Ingredients
Equipment
Method
Preheat and prep
- Preheat the oven to 400°F and grease a baking dish with light coating so the garlic butter won’t stick.
- Place the baking dish in the center of the oven-ready area while you mix the garlic butter.
Make the garlic butter
- Mix the melted butter with garlic, parsley, lemon juice, and paprika until the garlic is evenly coated and the mixture looks glossy.
Season and coat the pork chops
- Season the pork chops with salt and black pepper on both sides.
- Place the seasoned pork chops in the baking dish so they sit in a single layer with space between them.
- Pour the garlic butter mixture over each pork chop, coating both sides and letting browned garlic bits form in the pooled butter.
Bake and baste
- Bake for 18–22 minutes, until the internal temperature reaches 145°F and the tops turn golden.
- Baste once during baking with the pan drippings, then finish baking to keep the surface glistening.

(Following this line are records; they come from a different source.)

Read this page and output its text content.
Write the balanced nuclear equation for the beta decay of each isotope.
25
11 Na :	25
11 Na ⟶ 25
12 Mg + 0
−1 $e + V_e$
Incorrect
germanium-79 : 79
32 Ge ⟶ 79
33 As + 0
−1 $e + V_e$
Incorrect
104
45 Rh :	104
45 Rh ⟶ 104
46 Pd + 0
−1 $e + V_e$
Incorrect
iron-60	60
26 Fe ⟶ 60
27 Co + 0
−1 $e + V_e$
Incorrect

- Serve immediately with lemon slices.
Notes
For extra flavor, keep the pork chops about 1 inch thick so they reach 145°F at the same time. Refrigerate leftovers in a sealed container up to 3 days and reheat gently (covered) in a 325°F oven until warmed through. Freezing is not recommended because pork chops can dry out. Dietary swap: use olive oil instead of butter only if needed, though the browned-butter flavor will be less pronounced.